Takin-VC: Expressive Zero-Shot Voice Conversion via Adaptive Hybrid Content Encoding and Enhanced Timbre Modeling
Yuguang Yang, Yu Pan, Jixun Yao, Xiang Zhang, Jianhao Ye, Hongbin Zhou, Lei Xie, Lei Ma, Jianjun Zhao
TL;DR
Takin-VC advances expressive zero-shot voice conversion by integrating an adaptive hybrid content encoder that blends PPGs and quantized SSL features to capture linguistic content while enriching paralinguistic cues. It introduces memory-augmented and context-aware timbre modeling to generate high-quality target timbre inputs and effectively fuse them with source content for a conditional flow matching decoder, enabling stable, real-time synthesis. Empirical results on large-scale multilingual and LibriTTS-like datasets show consistent gains in naturalness, expressiveness, and speaker similarity over state-of-the-art VC baselines, with ablations confirming the contribution of each module. The work promises practical impact for high-fidelity, zero-shot VC with preserved expressiveness across unseen speakers and languages.
Abstract
Expressive zero-shot voice conversion (VC) is a critical and challenging task that aims to transform the source timbre into an arbitrary unseen speaker while preserving the original content and expressive qualities. Despite recent progress in zero-shot VC, there remains considerable potential for improvements in speaker similarity and speech naturalness. Moreover, existing zero-shot VC systems struggle to fully reproduce paralinguistic information in highly expressive speech, such as breathing, crying, and emotional nuances, limiting their practical applicability.
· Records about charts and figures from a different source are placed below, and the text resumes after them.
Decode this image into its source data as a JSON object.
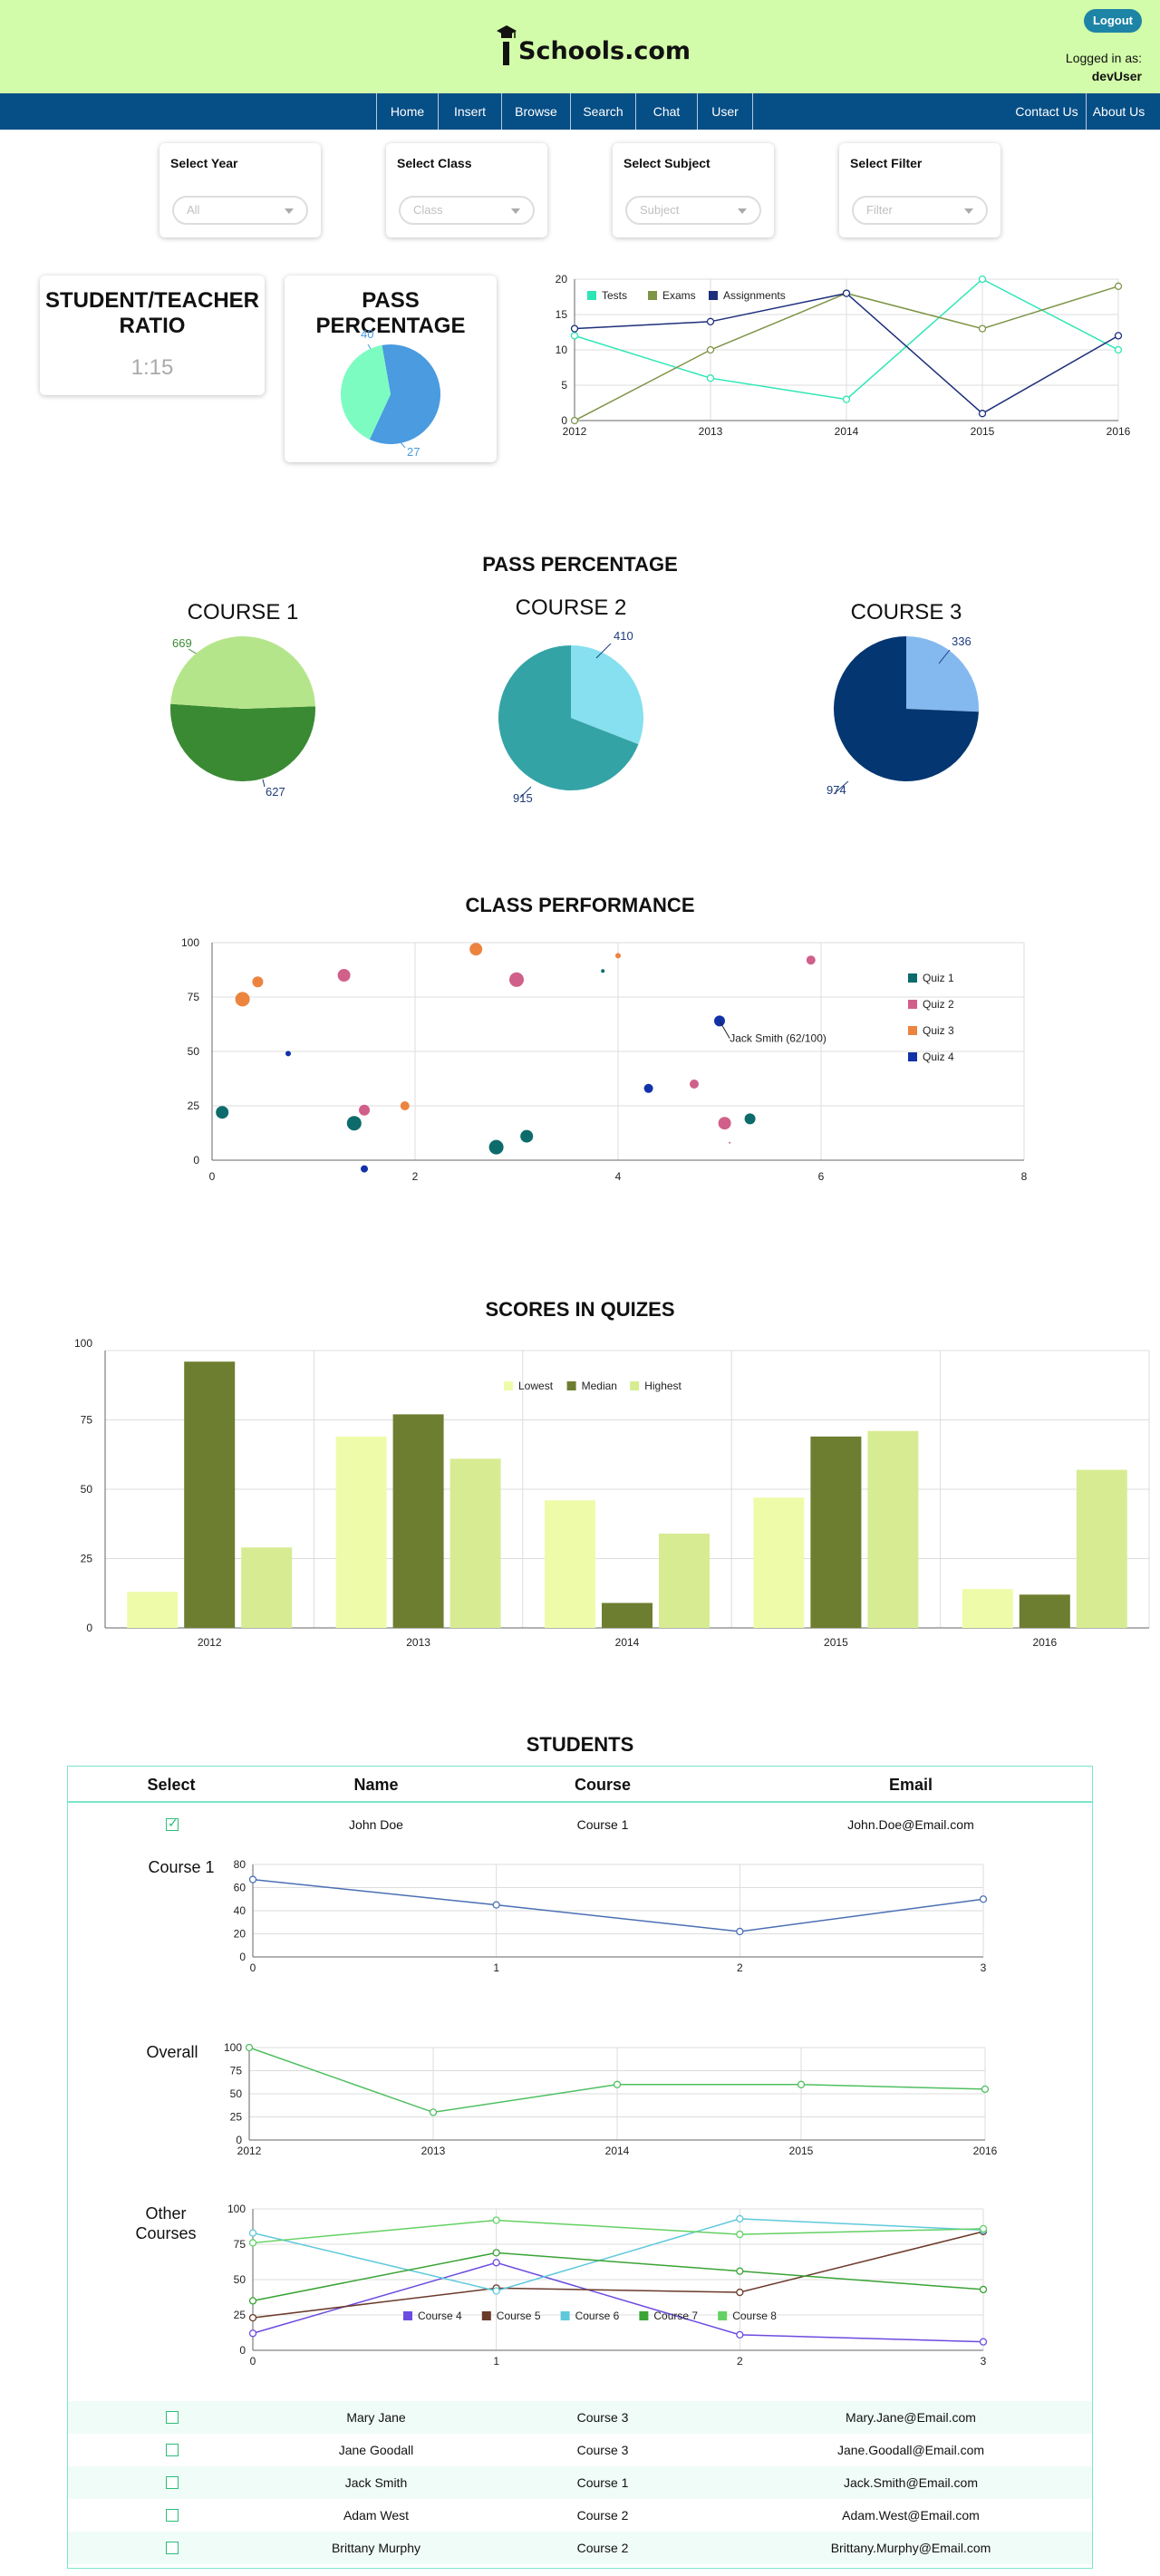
{
  "header": {
    "logo_text": "Schools.com",
    "logout_label": "Logout",
    "logged_in_label": "Logged in as:",
    "username": "devUser",
    "bg_color": "#d2fca9"
  },
  "nav": {
    "items": [
      "Home",
      "Insert",
      "Browse",
      "Search",
      "Chat",
      "User"
    ],
    "right_items": [
      "Contact Us",
      "About Us"
    ],
    "bg_color": "#064e86"
  },
  "filters": [
    {
      "label": "Select Year",
      "placeholder": "All"
    },
    {
      "label": "Select Class",
      "placeholder": "Class"
    },
    {
      "label": "Select Subject",
      "placeholder": "Subject"
    },
    {
      "label": "Select Filter",
      "placeholder": "Filter"
    }
  ],
  "ratio_card": {
    "title": "STUDENT/TEACHER RATIO",
    "value": "1:15"
  },
  "pass_card": {
    "title": "PASS PERCENTAGE"
  },
  "sections": {
    "pass_percentage": "PASS PERCENTAGE",
    "class_performance": "CLASS PERFORMANCE",
    "scores": "SCORES IN  QUIZES",
    "students": "STUDENTS"
  },
  "courses": {
    "c1": "COURSE 1",
    "c2": "COURSE  2",
    "c3": "COURSE 3"
  },
  "chart_data": [
    {
      "type": "pie",
      "id": "pass-small",
      "values": [
        40,
        27
      ],
      "labels": [
        "40",
        "27"
      ],
      "colors": [
        "#4a9be0",
        "#7dfcc2"
      ]
    },
    {
      "type": "line",
      "id": "trend",
      "x": [
        2012,
        2013,
        2014,
        2015,
        2016
      ],
      "ylim": [
        0,
        20
      ],
      "yticks": [
        0,
        5,
        10,
        15,
        20
      ],
      "legend_position": "top-left",
      "series": [
        {
          "name": "Tests",
          "color": "#2ee6b5",
          "values": [
            12,
            6,
            3,
            20,
            10
          ]
        },
        {
          "name": "Exams",
          "color": "#7e9548",
          "values": [
            0,
            10,
            18,
            13,
            19
          ]
        },
        {
          "name": "Assignments",
          "color": "#1d2f7a",
          "values": [
            13,
            14,
            18,
            1,
            12
          ]
        }
      ]
    },
    {
      "type": "pie",
      "id": "course1",
      "values": [
        669,
        627
      ],
      "labels": [
        "669",
        "627"
      ],
      "colors": [
        "#3a8a33",
        "#b5e58a"
      ],
      "label_colors": [
        "#3a8a33",
        "#1d3b7a"
      ]
    },
    {
      "type": "pie",
      "id": "course2",
      "values": [
        410,
        915
      ],
      "labels": [
        "410",
        "915"
      ],
      "colors": [
        "#86e0ef",
        "#34a3a6"
      ],
      "label_colors": [
        "#1d3b7a",
        "#1d3b7a"
      ]
    },
    {
      "type": "pie",
      "id": "course3",
      "values": [
        336,
        974
      ],
      "labels": [
        "336",
        "974"
      ],
      "colors": [
        "#84b9ef",
        "#043671"
      ],
      "label_colors": [
        "#1d3b7a",
        "#1d3b7a"
      ]
    },
    {
      "type": "scatter",
      "id": "class-perf",
      "xlim": [
        0,
        8
      ],
      "ylim": [
        0,
        100
      ],
      "xticks": [
        0,
        2,
        4,
        6,
        8
      ],
      "yticks": [
        0,
        25,
        50,
        75,
        100
      ],
      "legend_position": "right",
      "annotation": "Jack Smith (62/100)",
      "series": [
        {
          "name": "Quiz 1",
          "color": "#0d6b6b",
          "points": [
            [
              0.1,
              22,
              7
            ],
            [
              1.4,
              17,
              8
            ],
            [
              2.8,
              6,
              8
            ],
            [
              3.1,
              11,
              7
            ],
            [
              3.85,
              87,
              2
            ],
            [
              5.3,
              19,
              6
            ]
          ]
        },
        {
          "name": "Quiz 2",
          "color": "#d0608a",
          "points": [
            [
              1.3,
              85,
              7
            ],
            [
              1.5,
              23,
              6
            ],
            [
              3.0,
              83,
              8
            ],
            [
              4.75,
              35,
              5
            ],
            [
              5.05,
              17,
              7
            ],
            [
              5.1,
              8,
              1
            ],
            [
              5.9,
              92,
              5
            ]
          ]
        },
        {
          "name": "Quiz 3",
          "color": "#ec8440",
          "points": [
            [
              0.3,
              74,
              8
            ],
            [
              0.45,
              82,
              6
            ],
            [
              1.9,
              25,
              5
            ],
            [
              2.6,
              97,
              7
            ],
            [
              4.0,
              94,
              3
            ]
          ]
        },
        {
          "name": "Quiz 4",
          "color": "#1232a9",
          "points": [
            [
              0.75,
              49,
              3
            ],
            [
              1.5,
              -4,
              4
            ],
            [
              4.3,
              33,
              5
            ],
            [
              5.0,
              64,
              6
            ]
          ]
        }
      ]
    },
    {
      "type": "bar",
      "id": "scores",
      "categories": [
        "2012",
        "2013",
        "2014",
        "2015",
        "2016"
      ],
      "ylim": [
        0,
        100
      ],
      "yticks": [
        0,
        25,
        50,
        75,
        100
      ],
      "legend_position": "top-center",
      "series": [
        {
          "name": "Lowest",
          "color": "#eefcaa",
          "values": [
            13,
            69,
            46,
            47,
            14
          ]
        },
        {
          "name": "Median",
          "color": "#6d7e30",
          "values": [
            96,
            77,
            9,
            69,
            12
          ]
        },
        {
          "name": "Highest",
          "color": "#d7ec92",
          "values": [
            29,
            61,
            34,
            71,
            57
          ]
        }
      ]
    },
    {
      "type": "line",
      "id": "student-course1",
      "x": [
        0,
        1,
        2,
        3
      ],
      "ylim": [
        0,
        80
      ],
      "yticks": [
        0,
        20,
        40,
        60,
        80
      ],
      "series": [
        {
          "name": "",
          "color": "#4b6fb5",
          "values": [
            67,
            45,
            22,
            50
          ]
        }
      ]
    },
    {
      "type": "line",
      "id": "student-overall",
      "x": [
        2012,
        2013,
        2014,
        2015,
        2016
      ],
      "ylim": [
        0,
        100
      ],
      "yticks": [
        0,
        25,
        50,
        75,
        100
      ],
      "series": [
        {
          "name": "",
          "color": "#4fbf61",
          "values": [
            100,
            30,
            60,
            60,
            55
          ]
        }
      ]
    },
    {
      "type": "line",
      "id": "student-other",
      "x": [
        0,
        1,
        2,
        3
      ],
      "ylim": [
        0,
        100
      ],
      "yticks": [
        0,
        25,
        50,
        75,
        100
      ],
      "legend_position": "bottom-center",
      "series": [
        {
          "name": "Course 4",
          "color": "#6c4be0",
          "values": [
            12,
            62,
            11,
            6
          ]
        },
        {
          "name": "Course 5",
          "color": "#6b3a2a",
          "values": [
            23,
            44,
            41,
            84
          ]
        },
        {
          "name": "Course 6",
          "color": "#5fc9db",
          "values": [
            83,
            42,
            93,
            85
          ]
        },
        {
          "name": "Course 7",
          "color": "#3aa336",
          "values": [
            35,
            69,
            56,
            43
          ]
        },
        {
          "name": "Course 8",
          "color": "#63d163",
          "values": [
            76,
            92,
            82,
            86
          ]
        }
      ]
    }
  ],
  "students": {
    "headers": [
      "Select",
      "Name",
      "Course",
      "Email"
    ],
    "expanded": {
      "name": "John Doe",
      "course": "Course 1",
      "email": "John.Doe@Email.com",
      "checked": true,
      "labels": [
        "Course 1",
        "Overall",
        "Other Courses"
      ]
    },
    "rows": [
      {
        "name": "Mary Jane",
        "course": "Course 3",
        "email": "Mary.Jane@Email.com"
      },
      {
        "name": "Jane Goodall",
        "course": "Course 3",
        "email": "Jane.Goodall@Email.com"
      },
      {
        "name": "Jack Smith",
        "course": "Course 1",
        "email": "Jack.Smith@Email.com"
      },
      {
        "name": "Adam West",
        "course": "Course 2",
        "email": "Adam.West@Email.com"
      },
      {
        "name": "Brittany Murphy",
        "course": "Course 2",
        "email": "Brittany.Murphy@Email.com"
      }
    ]
  }
}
To address these issues, we propose Takin-VC, a novel expressive zero-shot VC framework via adaptive hybrid content encoding and memory-augmented context-aware timbre modeling. Specifically, we introduce an innovative hybrid content encoder that incorporates an adaptive fusion module, capable of effectively integrating quantized features of the pre-trained WavLM and HybridFormer in an implicit manner, so as to extract precise linguistic features while enriching paralinguistic elements. For timbre modeling, we propose advanced memory-augmented and context-aware modules to generate high-quality target timbre features and fused representations that seamlessly align source content with target timbre. To enhance real-time performance, we advocate a conditional flow matching model to reconstruct the Mel-spectrogram of the source speech. Experimental results show that our Takin-VC consistently surpasses state-of-the-art VC systems, achieving notable improvements in terms of speech naturalness, speech expressiveness, and speaker similarity, while offering enhanced inference speed.